Otago Daily Times, 2017

One of the things I love about Paula Morris is her versatility, which is clearly evident in False River, an anthology of stories and essays reflecting the breadth her interests and her skills as a writer.  Among its pages European fables rub shoulders with slices-of-life from Mt Roskill. Discourses on historical figures sit alongside deeply personal portraits of her late parents, each exploring the complex relationship between fact and fiction, and the truth that lies in the heart of any story. This same ambiguity is reflected in the collection itself; while some pieces fall clearly on one side of the fence or the other, several essays have previously been published as fiction, and three of the non-fiction pieces explore the difficulty of untangling historical reality from popular myth.

It is hard to pick favourites from such a strong selection, but three pieces particularly stood out to me, one from each fac/ictional category. In the deliciously wicked ‘Premises’, a writer is commissioned to produce a movie synopsis for a major studio and proceeds to pitch the plots of Jane Austen’s novels from Northanger Abbey to Persuasion, each without success (the producers prefer Brontë, although they can’t decide which one). Simultaneously highlighting Austen ability to transform the most convoluted of scenarios into brilliantly timeless social satire, and skewering a myopic, formula-driven industry bereft of light and magic, this story left me laughing in smug delight.

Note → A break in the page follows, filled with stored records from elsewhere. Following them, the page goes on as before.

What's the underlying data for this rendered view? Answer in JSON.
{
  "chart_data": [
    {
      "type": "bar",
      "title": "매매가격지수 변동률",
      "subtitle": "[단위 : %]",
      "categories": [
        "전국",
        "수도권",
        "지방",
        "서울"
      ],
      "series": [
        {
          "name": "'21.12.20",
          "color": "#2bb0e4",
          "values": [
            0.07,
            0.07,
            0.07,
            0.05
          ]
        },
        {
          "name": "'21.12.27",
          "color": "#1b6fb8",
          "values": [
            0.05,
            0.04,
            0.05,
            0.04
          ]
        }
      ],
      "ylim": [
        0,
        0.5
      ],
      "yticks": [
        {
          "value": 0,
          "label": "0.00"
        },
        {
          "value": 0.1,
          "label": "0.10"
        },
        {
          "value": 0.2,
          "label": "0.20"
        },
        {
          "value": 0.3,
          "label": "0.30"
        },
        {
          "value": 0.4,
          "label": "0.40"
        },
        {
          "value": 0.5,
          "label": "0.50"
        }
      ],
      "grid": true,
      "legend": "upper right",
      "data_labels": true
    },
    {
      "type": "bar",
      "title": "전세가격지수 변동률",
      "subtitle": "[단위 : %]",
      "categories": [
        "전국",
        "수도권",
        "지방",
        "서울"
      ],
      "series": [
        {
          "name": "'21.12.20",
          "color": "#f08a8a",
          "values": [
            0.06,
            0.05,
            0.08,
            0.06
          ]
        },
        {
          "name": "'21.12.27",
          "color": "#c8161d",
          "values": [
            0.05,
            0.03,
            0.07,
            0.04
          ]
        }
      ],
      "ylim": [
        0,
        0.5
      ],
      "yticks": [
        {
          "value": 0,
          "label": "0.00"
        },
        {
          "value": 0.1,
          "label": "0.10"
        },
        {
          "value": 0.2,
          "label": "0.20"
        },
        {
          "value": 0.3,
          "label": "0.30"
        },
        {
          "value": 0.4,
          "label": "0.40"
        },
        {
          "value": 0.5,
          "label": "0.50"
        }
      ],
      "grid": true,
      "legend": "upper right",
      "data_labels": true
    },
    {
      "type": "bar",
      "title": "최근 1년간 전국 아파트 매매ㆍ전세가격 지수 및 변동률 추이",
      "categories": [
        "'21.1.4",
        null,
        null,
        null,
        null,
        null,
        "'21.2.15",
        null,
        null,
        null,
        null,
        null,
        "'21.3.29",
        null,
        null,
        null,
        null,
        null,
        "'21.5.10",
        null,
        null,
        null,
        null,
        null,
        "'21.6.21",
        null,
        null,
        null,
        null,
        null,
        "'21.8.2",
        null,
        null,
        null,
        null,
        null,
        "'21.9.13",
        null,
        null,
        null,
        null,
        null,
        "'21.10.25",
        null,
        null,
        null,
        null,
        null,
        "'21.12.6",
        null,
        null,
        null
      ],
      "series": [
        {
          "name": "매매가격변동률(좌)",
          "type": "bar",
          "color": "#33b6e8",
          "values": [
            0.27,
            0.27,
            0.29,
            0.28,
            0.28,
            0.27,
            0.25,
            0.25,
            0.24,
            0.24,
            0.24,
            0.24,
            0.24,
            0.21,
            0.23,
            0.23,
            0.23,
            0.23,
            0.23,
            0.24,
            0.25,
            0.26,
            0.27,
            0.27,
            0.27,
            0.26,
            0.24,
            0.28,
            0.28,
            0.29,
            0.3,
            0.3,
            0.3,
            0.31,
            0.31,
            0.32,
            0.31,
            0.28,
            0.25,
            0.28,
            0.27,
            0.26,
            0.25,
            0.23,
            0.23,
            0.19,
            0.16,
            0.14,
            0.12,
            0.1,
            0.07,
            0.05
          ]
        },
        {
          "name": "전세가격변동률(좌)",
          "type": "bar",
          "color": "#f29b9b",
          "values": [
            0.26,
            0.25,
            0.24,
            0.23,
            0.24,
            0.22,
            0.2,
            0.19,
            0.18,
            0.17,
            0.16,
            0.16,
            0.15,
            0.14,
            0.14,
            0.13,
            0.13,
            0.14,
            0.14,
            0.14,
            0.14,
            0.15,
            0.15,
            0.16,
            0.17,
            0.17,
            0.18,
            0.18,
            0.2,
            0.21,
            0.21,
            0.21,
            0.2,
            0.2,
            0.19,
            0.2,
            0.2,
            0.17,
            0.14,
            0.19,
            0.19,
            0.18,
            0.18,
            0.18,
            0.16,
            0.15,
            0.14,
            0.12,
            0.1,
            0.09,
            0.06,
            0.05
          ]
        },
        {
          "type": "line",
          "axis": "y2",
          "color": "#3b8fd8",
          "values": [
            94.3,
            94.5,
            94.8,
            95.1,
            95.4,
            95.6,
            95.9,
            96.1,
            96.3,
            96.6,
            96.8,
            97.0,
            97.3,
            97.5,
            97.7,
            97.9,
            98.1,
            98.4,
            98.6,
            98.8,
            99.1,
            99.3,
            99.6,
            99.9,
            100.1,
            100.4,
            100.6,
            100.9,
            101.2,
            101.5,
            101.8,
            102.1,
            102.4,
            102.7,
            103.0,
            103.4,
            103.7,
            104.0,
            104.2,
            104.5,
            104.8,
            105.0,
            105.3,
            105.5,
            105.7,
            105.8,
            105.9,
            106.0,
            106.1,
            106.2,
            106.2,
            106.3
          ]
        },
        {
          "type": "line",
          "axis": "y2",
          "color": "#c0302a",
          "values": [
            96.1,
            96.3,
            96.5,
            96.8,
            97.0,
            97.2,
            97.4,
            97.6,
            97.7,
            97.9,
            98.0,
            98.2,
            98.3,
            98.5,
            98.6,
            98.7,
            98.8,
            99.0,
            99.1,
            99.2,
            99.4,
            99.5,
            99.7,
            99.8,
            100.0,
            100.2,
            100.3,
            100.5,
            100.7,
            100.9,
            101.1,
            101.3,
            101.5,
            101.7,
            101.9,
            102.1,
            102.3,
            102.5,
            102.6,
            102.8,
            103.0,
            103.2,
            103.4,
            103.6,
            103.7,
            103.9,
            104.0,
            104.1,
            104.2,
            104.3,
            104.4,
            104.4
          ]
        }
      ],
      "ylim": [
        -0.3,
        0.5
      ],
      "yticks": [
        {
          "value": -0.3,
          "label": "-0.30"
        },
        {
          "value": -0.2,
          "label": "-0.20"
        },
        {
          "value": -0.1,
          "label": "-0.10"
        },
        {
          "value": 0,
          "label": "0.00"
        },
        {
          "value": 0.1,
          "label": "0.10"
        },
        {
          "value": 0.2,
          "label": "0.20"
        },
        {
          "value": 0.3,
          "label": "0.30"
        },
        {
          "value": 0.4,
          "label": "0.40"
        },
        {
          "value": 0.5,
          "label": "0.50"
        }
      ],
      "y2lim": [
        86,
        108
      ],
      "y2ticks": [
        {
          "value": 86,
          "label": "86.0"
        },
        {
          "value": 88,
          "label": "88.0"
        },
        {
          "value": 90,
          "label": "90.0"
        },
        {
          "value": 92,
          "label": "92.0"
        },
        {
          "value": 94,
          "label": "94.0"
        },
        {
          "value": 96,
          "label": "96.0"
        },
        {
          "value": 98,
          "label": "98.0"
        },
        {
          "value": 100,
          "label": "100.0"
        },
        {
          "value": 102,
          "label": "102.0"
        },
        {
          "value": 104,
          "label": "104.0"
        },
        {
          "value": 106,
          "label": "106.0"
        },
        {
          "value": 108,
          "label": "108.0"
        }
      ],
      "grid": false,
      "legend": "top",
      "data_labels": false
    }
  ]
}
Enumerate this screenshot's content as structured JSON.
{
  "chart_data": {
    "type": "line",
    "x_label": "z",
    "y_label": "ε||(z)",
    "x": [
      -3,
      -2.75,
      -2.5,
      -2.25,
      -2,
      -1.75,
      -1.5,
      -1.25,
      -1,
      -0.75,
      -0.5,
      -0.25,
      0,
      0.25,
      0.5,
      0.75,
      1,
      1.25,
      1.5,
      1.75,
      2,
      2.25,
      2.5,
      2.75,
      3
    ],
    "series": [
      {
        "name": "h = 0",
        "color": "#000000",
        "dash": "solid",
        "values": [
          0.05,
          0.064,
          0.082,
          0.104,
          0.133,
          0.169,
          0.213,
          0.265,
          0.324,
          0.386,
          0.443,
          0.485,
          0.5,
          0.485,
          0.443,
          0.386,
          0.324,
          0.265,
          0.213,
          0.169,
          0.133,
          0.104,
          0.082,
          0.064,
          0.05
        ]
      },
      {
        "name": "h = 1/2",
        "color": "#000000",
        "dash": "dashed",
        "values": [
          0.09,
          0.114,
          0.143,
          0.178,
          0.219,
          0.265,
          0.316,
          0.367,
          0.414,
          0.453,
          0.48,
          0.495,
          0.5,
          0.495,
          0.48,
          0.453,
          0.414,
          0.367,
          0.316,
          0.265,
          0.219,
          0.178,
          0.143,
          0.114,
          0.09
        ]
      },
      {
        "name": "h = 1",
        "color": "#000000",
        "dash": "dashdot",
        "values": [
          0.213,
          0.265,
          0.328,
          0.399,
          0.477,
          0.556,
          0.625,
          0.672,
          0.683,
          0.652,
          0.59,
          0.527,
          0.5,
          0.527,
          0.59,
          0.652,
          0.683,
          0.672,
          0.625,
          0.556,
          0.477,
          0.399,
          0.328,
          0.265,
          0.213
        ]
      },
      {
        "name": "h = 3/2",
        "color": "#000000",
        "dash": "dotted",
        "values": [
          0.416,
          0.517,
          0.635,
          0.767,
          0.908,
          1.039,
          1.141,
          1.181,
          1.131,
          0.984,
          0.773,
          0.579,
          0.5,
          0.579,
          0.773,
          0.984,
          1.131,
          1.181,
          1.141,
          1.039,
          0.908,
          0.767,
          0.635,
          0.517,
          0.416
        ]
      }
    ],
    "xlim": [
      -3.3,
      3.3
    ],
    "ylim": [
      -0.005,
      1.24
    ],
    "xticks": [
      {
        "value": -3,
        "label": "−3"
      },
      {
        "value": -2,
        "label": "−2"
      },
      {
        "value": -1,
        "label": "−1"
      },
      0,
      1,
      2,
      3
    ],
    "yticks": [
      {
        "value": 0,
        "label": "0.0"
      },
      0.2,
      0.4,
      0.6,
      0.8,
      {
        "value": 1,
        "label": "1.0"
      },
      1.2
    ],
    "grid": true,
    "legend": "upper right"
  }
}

In ‘Women, Still Talking’, a ‘fictional’ version of which appeared in Takahē, Morris describes the way in which her mother – an inveterate gossip who drowned her listeners in anecdotes about friends, neighbours, strangers whose conversations she had overheard – presented other people’s stories because she was unable (or unwilling) to share her own. It is bitter irony therefore that her final illness should rob her of language, a silence every bit as painful as her physical decline. In this essay and its companion, ‘Inheritance’, Morris pieces together what she can from her own understanding and memory, giving her mother the voice she could not find in life.

Another mater-familial relationship, that of Laura Ingalls Wilder and her daughter Rose, is the focus of ‘Rocky Ridge’, a synecdoche for the collection as a whole. Like so many of us, Laura’s Little House series was a touchstone of Morris’s childhood, and whilst in the US she embarked on an expedition, both physical and intellectual, into Laura’s American Frontier, only to discover that “[t]he ‘true story’ was only true some of the time. And a lot of what wasn’t true about the books was the work of Rose Wilder Lane.” Although fascinating in its own right, her thoughtful examination into the ‘real’ history of the family also explores the distinction between the truth and the whole truth, and the question of who controls how and what is told. Although now aware of the elisions, omissions, and deliberate framing behind the Wilder books, they remain as magical to me as when I first read them, and here, to my mind, is Morris’s most important message.

Lessons can be learned from any story, true or not, and perhaps what matters most is that it be a tale well told. In False River, this is certainly the case.